Неторопливо выпрямилась, подошла.
– Из нее выйдет прекрасная служанка, мой милый. Ну что, самое время заняться тобой?
Стефан поморщился.
– Зачем тебе… было все это?
– После любви кровь слаще, – вампирша облизывала перепачканные пальцы, рассматривая его, простертого на камне.
– Да я вижу, тебе тоже понравилось представление, – прошипела с улыбкой.
– Я не понимаю, как боги допустили ваше существование, – только и сказал Стефан.

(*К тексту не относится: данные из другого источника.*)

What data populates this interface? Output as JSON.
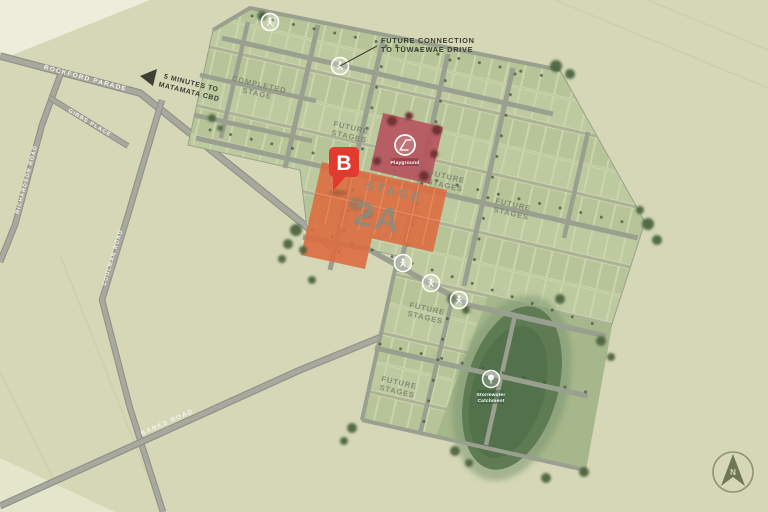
{
  "map": {
    "notes": {
      "future_connection_line1": "FUTURE CONNECTION",
      "future_connection_line2": "TO TŪWAEWAE DRIVE",
      "cbd_line1": "5 MINUTES TO",
      "cbd_line2": "MATAMATA CBD"
    },
    "roads": {
      "rockford": "ROCKFORD PARADE",
      "gibbs": "GIBBS PLACE",
      "richardson": "RICHARDSON ROAD",
      "coulman": "COULMAN ROAD",
      "banks": "BANKS ROAD"
    },
    "areas": {
      "completed_line1": "COMPLETED",
      "completed_line2": "STAGE",
      "future_line1": "FUTURE",
      "future_line2": "STAGES",
      "stage2a_line1": "STAGE",
      "stage2a_line2": "2A",
      "playground": "Playground",
      "stormwater_line1": "Stormwater",
      "stormwater_line2": "Catchment"
    },
    "markers": {
      "pin_b": "B",
      "compass": "N"
    },
    "colors": {
      "map_background": "#d5d7b6",
      "lot_green": "#b9c69b",
      "road_gray": "#a3a49a",
      "stage2a_orange": "#dd6a3f",
      "playground_red": "#b65560",
      "pin_red": "#e23a2e",
      "pond_green": "#5e7b54",
      "tree_green": "#49623e",
      "label_gray": "#787e72"
    }
  }
}
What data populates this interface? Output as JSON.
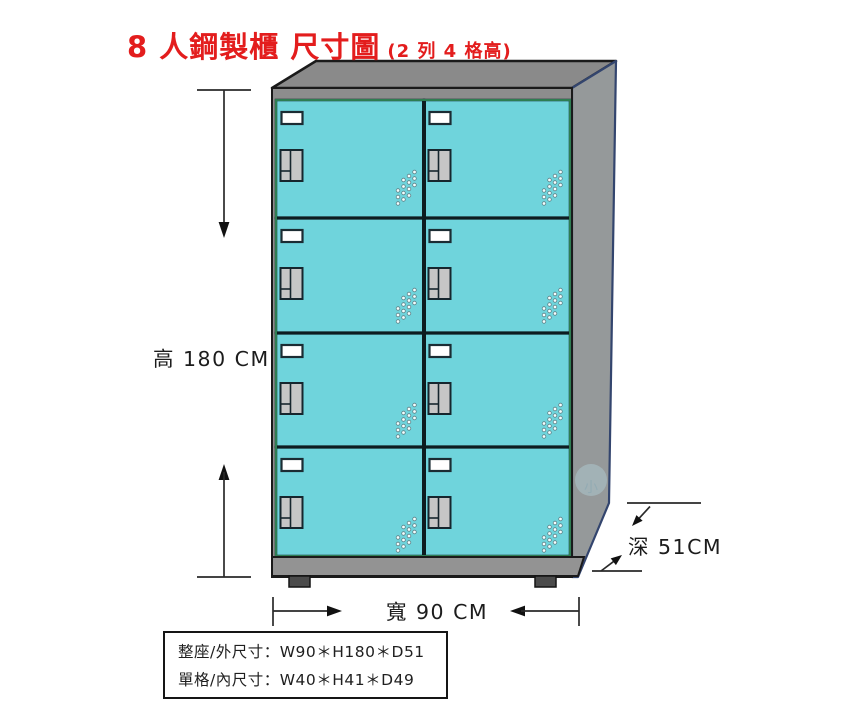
{
  "title": {
    "main": "8 人鋼製櫃 尺寸圖",
    "sub": "(2 列 4 格高)"
  },
  "dimensions": {
    "height_label": "高 180 CM",
    "width_label": "寬 90 CM",
    "depth_label": "深 51CM"
  },
  "spec_box": {
    "line1": "整座/外尺寸：W90＊H180＊D51",
    "line2": "單格/內尺寸：W40＊H41＊D49"
  },
  "cabinet": {
    "columns": 2,
    "rows": 4,
    "door_count": 8
  },
  "watermark_text": "小",
  "colors": {
    "title_red": "#e31d1d",
    "door_teal": "#6fd4dc",
    "slab_gray": "#8a8a8a",
    "side_gray": "#95999a",
    "frame_gray": "#8d8d8d",
    "base_gray": "#939393",
    "foot_gray": "#4b4b4b",
    "door_outline": "#13262b",
    "navy_edge": "#33456e",
    "green_edge": "#2e7d52",
    "dim_line": "#2a2a2a"
  }
}
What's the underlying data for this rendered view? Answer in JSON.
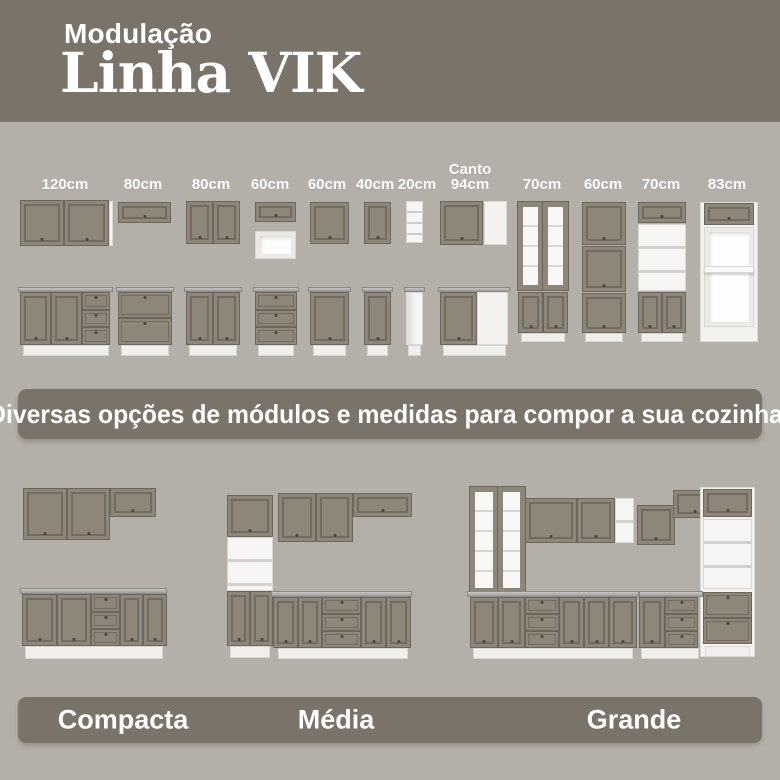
{
  "header": {
    "subtitle": "Modulação",
    "title": "Linha VIK"
  },
  "modules": {
    "labels": [
      "120cm",
      "80cm",
      "80cm",
      "60cm",
      "60cm",
      "40cm",
      "20cm",
      "Canto 94cm",
      "70cm",
      "60cm",
      "70cm",
      "83cm"
    ]
  },
  "banner": {
    "text": "Diversas opções de módulos e medidas para compor a sua cozinha!"
  },
  "kitchen_sizes": {
    "labels": [
      "Compacta",
      "Média",
      "Grande"
    ]
  },
  "colors": {
    "header_bg": "#7a7369",
    "page_bg": "#b4afa8",
    "cabinet_gray": "#8e8779",
    "carcass_white": "#f3f2ef"
  }
}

И внезапно вампирша совершенно серьезно сказала:
– Ты мало что знаешь, князь. Но уже и не узнаешь.
Она очень нежно, трепетно коснулась его щеки, разворачивая лицом к себе. Оперлась локтями о камень. Стефан ощутил сквозь тонкую ткань ее грудь, упругую, словно у юной девушки.
– Всего лишь один глоток, – прошептала вампирша, касаясь языком шеи, проводя влажную полоску, – но этих глотков будет много… О, у нас много ночей впереди, мой князь…
Стефан невольно дернулся, почувствовав легкое покалывание. Клыки. Да, как он забыл. Она этими клыками разрывает плоть, добираясь до яремной вены. Вампирша резко выдохнула, словно именно сейчас получала удовольствие от происходящего.
– Ты сладко пахнешь, князь…
А еще через мгновение Стефана пронзила боль. И страшный холод, как будто его бросили в прорубь. Но одновременно с этим… он внезапно ощутил взрыв удовольствия, как если бы был с женщиной.
Стон. Его? Его собственный? Смешанный с ее стоном?
И все вдруг прекратилось.
Осталось подземелье, не-живая уже невеста, прикованная к мраморному саркофагу, он, едкая боль у основания шеи и тяжело переводящая дыхание вампирша.
– Ты… ты! – сжав кулаки, она в гневе топнула ногой.
А затем, ничего не говоря, выскочила прочь, лязгнув тяжелой дверью так, что посыпалась штукатурка.